Gaslight the Gaslighter?

Gaslighting is, apparently, alive and well in healthcare. Nurses often feel gaslit by physicians. Residents often feel gaslit by their attending physicians. Physicians often feel gaslit by their Administrators and all healthcare professsionals fear the prospect of being gaslit by a team of ruthless lawyers bent on destroying their reputation and career. Of course, at least in healthcare, gaslighting usually is done within the framework of a culture determined, for good reasons, to hold poor performers accountable for behavior that threatens the health and well-being of patients and colleagues. Might gaslighting (bullying) contribute to the alarming suicide rate among physicians

Patients often feel gaslit by their physicians.
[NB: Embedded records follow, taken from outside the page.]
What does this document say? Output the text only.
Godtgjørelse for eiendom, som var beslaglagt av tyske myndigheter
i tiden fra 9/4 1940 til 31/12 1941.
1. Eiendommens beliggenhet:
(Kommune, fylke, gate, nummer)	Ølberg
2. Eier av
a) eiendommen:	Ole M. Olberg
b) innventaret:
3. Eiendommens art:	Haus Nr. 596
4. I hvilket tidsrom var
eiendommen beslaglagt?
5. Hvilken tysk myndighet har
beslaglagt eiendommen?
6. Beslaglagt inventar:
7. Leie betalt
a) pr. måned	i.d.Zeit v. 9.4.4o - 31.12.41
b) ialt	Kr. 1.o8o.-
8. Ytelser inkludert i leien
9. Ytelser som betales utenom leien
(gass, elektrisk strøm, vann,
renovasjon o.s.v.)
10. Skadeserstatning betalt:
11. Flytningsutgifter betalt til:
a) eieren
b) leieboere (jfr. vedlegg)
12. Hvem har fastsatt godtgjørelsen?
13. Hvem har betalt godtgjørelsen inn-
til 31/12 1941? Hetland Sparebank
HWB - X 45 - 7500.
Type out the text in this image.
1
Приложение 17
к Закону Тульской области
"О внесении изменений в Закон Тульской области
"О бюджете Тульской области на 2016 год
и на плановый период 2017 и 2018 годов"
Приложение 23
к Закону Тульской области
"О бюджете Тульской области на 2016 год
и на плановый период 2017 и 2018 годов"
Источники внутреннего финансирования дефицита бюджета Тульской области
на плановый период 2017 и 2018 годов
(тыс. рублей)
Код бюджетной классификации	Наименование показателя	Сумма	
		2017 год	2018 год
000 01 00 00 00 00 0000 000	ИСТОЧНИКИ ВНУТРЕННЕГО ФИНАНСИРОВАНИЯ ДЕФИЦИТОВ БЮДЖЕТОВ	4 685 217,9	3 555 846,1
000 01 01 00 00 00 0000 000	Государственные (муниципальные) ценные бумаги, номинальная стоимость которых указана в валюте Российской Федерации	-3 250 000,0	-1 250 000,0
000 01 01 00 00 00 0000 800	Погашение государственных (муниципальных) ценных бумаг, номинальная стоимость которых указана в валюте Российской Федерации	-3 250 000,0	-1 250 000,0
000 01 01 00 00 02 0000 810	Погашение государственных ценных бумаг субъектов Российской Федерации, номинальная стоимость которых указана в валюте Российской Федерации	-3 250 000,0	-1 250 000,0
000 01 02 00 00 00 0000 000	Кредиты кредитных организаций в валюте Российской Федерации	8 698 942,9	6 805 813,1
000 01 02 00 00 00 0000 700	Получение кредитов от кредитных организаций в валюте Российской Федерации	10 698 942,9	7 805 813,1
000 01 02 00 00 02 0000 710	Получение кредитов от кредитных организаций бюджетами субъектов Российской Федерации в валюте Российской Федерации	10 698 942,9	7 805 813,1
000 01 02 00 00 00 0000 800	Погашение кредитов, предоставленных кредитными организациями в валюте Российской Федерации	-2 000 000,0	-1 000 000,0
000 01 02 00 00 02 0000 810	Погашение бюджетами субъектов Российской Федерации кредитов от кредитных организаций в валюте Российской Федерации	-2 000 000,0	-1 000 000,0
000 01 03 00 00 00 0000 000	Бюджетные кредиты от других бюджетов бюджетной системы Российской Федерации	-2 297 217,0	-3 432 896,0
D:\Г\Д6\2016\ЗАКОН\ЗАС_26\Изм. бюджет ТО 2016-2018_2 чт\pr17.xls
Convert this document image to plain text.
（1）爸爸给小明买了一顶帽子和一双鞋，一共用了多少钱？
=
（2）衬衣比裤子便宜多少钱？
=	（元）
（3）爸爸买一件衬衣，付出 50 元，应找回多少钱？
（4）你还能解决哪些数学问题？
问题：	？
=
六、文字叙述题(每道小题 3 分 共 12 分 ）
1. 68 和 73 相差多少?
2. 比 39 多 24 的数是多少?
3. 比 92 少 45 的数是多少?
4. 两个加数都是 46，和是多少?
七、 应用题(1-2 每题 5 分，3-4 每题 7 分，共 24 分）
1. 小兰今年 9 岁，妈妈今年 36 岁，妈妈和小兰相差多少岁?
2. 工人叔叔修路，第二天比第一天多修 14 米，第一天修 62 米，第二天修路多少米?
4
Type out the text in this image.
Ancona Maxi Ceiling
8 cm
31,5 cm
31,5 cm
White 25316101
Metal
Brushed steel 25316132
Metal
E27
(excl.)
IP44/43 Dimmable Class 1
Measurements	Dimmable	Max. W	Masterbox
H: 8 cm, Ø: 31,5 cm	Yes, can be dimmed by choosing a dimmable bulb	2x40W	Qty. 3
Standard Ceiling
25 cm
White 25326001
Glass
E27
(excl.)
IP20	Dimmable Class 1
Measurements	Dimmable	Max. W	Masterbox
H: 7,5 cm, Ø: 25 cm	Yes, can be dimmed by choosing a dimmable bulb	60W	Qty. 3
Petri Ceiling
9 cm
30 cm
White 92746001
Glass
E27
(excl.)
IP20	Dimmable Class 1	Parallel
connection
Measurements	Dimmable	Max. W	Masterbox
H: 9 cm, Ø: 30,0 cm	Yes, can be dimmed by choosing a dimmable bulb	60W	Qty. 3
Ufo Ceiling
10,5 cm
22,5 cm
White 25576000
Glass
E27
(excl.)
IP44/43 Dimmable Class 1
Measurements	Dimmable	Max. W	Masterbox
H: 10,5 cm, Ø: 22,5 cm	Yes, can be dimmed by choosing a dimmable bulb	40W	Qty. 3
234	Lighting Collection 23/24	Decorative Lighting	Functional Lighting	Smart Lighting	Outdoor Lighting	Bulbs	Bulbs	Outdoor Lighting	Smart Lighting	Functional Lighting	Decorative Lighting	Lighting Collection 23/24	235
Clergy are not immune from being gaslit by their churches and, to be fair, parishioners often feel gaslit by their pastors. I have been gaslit in ministry and I can assure you that nothing felt more painful and unnecessarily destructive. And, yes, from time to time suicide ideation crept into my thoughts. Without the support of my wife and friends, I’m not sure I would still be around to tell my tale. IT WAS THAT PAINFUL.

Three bits of advice:

1. Expect to be gaslit. No one in seminary even mentioned how emotionally brutal parish ministry could be. Here is the advice I would give to any seminarian....and physician: Plan on it. Prepare for it. Why? Because you cannot avoid it. The emotional trauma associated with being gaslit can be mitigated IF you accept that it is going to happen and, likely, by someone you either trusted or believed had your back. Accepting this reality removes the pain and shock caused by the element of surprise. Anticipating being gaslit increases awareness, prepares you for a more resilient response and helps to pick up the pieces WHEN your ego lays shattered on the ground. Fire falling on grassless ground is extinguished of itself. When the fire of human meanness causes you to fall on the ground, be sure the ground is grassless, so as to avoid an explosion of emotion and despair.

2.Forgive the perpetrator(s). Let it go. After all, this is the profession you have chosen and this is the cultural reality and organizational healthcare system that we all (patient and physician) have to learn to deal with. Improvements can be made and, for both clergy and physician, resilience training should be a priority. And, if I were you, I would learn as much about forgiveness as I could BEFORE you have your train wreck. It might be a matter of life and death and is never iatrogenic.

3. Change the culture in healthcare by providing sufficient web-based prophylactic mental health resources as well as concierge mental health professionals focused on helping both the struggling intern/physician AND holding the abuser accountable for their actions.

Gaslight the gaslighter? As tempting as it may be, the solution is to forgive them. Once emotional and spiritual equilibrium is restored, seek to change the toxic system that fosters this soul-crushing disease.

May God bless our wonderful healers.